The T-100 was a Soviet twin-turreted heavy tank prototype, designed in 1938–39 as a possible replacement for the T-35 heavy tank. The T-100 was designed by N. Barykov's OKMO design team at S.M. Kirov Factory No. 185 in Leningrad. The T-100 was originally conceived with three turrets and was eventually built with two. It was in competition with a similar design, the SMK, but neither was adopted and instead a single turret version of the SMK was ordered as the KV-1. All three prototypes were tested at the same time in the Battle of Summa during the Winter War with Finland.

==Development==
The project was initiated by the Red Army's need to replace the aging five-turreted T-35 tank based on combat experience in the Spanish Civil War. One of the lessons the Red Army drew from this conflict was the need for heavy 'shell-proof' armor on medium and heavy tanks. Although the T-35 was never used in Spain, its thin armor was vulnerable to the small towed antitank guns and gun-armed tanks encountered there by Soviet T-26 and BT tanks.

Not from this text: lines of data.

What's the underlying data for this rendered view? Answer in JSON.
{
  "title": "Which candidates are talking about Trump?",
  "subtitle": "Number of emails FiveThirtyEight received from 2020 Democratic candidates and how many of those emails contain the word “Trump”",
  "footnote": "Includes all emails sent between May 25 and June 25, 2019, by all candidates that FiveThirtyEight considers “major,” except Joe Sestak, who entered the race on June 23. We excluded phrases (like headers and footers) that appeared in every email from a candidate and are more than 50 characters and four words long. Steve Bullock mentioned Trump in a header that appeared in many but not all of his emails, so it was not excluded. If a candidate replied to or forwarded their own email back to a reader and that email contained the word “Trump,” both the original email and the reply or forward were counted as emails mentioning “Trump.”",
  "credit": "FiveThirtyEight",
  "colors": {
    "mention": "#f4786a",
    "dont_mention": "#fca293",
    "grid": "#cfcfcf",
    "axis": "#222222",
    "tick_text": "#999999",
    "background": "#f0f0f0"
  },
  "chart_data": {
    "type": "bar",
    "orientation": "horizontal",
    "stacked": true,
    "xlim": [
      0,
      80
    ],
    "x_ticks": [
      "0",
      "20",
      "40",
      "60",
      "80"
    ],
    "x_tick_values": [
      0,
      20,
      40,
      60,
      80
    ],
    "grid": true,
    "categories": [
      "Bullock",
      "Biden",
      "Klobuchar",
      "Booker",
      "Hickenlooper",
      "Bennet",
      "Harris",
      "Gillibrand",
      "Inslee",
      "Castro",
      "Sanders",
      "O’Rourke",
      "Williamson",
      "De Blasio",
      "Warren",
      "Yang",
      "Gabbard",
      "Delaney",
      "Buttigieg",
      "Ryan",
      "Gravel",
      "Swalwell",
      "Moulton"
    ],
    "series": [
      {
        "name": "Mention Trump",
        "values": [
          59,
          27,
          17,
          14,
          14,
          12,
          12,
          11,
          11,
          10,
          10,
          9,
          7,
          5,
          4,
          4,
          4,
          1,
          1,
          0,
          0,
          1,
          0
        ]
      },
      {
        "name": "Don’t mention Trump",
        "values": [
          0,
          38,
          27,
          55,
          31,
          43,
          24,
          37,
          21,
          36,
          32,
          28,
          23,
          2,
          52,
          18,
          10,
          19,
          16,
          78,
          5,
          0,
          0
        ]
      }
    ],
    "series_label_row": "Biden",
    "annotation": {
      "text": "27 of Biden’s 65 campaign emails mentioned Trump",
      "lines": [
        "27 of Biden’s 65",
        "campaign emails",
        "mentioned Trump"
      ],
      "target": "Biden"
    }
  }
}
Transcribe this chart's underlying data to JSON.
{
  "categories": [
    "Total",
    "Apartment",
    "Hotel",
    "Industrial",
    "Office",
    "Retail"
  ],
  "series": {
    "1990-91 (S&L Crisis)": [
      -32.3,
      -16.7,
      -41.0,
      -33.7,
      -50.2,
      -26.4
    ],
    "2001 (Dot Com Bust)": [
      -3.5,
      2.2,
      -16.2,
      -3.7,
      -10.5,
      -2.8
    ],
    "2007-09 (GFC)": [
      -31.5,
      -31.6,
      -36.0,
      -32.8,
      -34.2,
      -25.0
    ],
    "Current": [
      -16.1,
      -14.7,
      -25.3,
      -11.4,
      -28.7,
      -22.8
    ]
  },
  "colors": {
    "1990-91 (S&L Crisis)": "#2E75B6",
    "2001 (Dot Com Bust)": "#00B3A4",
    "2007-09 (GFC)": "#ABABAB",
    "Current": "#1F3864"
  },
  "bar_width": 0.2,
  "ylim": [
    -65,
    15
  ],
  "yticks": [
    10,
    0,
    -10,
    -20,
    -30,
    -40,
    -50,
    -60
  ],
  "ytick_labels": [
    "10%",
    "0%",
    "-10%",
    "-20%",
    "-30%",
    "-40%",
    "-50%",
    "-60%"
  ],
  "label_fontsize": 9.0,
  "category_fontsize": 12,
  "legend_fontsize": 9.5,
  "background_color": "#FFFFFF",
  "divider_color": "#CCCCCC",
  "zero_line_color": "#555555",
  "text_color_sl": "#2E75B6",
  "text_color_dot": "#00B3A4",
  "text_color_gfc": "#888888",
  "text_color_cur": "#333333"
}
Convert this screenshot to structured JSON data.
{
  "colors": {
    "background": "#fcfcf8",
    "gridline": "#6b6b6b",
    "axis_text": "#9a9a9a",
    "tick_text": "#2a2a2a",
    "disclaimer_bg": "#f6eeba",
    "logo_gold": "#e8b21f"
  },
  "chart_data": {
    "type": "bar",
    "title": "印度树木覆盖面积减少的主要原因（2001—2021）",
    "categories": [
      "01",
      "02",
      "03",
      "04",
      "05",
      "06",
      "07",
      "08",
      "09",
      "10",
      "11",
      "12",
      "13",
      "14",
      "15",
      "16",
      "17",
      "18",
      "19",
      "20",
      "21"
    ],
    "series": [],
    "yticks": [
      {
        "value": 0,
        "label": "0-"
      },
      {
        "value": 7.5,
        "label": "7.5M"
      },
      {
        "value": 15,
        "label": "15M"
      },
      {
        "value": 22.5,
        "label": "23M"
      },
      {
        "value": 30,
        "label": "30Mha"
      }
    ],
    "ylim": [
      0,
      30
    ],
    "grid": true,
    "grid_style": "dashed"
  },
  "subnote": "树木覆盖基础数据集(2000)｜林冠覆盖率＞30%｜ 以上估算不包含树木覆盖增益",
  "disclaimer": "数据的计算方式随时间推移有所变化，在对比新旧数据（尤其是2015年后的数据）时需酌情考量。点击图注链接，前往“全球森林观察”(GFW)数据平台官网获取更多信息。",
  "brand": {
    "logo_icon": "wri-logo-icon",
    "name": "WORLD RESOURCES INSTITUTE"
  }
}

The T-100 was in direct competition against the very similar SMK heavy tank, by Lt-Colonel Josef Kotin's team at the Leningrad Kirovsky Factory. The original specification was for a five-turreted "anti-tank gun destroyer" which would resist 37-45 mm guns at any range and 76.2 mm artillery at 1,200 m. Both design teams objected to the antiquated multi-turreted design and the requirement was reduced to two turrets before serious design work began. Both tanks had some modern features, including thick, welded armor, radios and torsion bar suspension (another feature insisted upon by the design teams).

==Description==
The T-100 tank had two turrets one in front of the other requiring a long chassis. The front turret, mounting a 45 mm anti-tank gun had a limited area of fire due to the second turret behind. The second turret, mounting a 76.2 mm gun, was set higher on top of the superstructure than the first and so able to turn a full 360 degrees. The multi-turret concept, usually a mix of cannon and machine gun turrets, had been common in the 1920s, with the British one-off Vickers A1E1 Independent influencing the Soviet T-35.

==Service history==
The prototype T-100 tank was briefly tested alongside the other designs during the Soviet invasion of Finland in 1939, but without success. It was never put into production, due to the archaic design concept, poor mobility and the availability of a far superior alternative, the KV series.

==Variants==
- T-100Z – In January 1940, Army Commander G. Kulik ordered a T-100 tank to be equipped with a 152 mm M-10 howitzer in a rotating turret. The turret was ready by March of 1940, but it was never installed on the T-100. That project ended when the KV-1 and KV-2 were accepted for service. During the defense of Leningrad, the turret was used as a pillbox.
- SU-100Y – In an attempt to rush into use a mechanized large howitzer capable of dealing with Finnish bunkers, one of the T-100s was converted into the SU-100Y self-propelled gun. It did not go into production, and the prototype was shipped to Kazan in the fall of 1941 before the Battle of Moscow.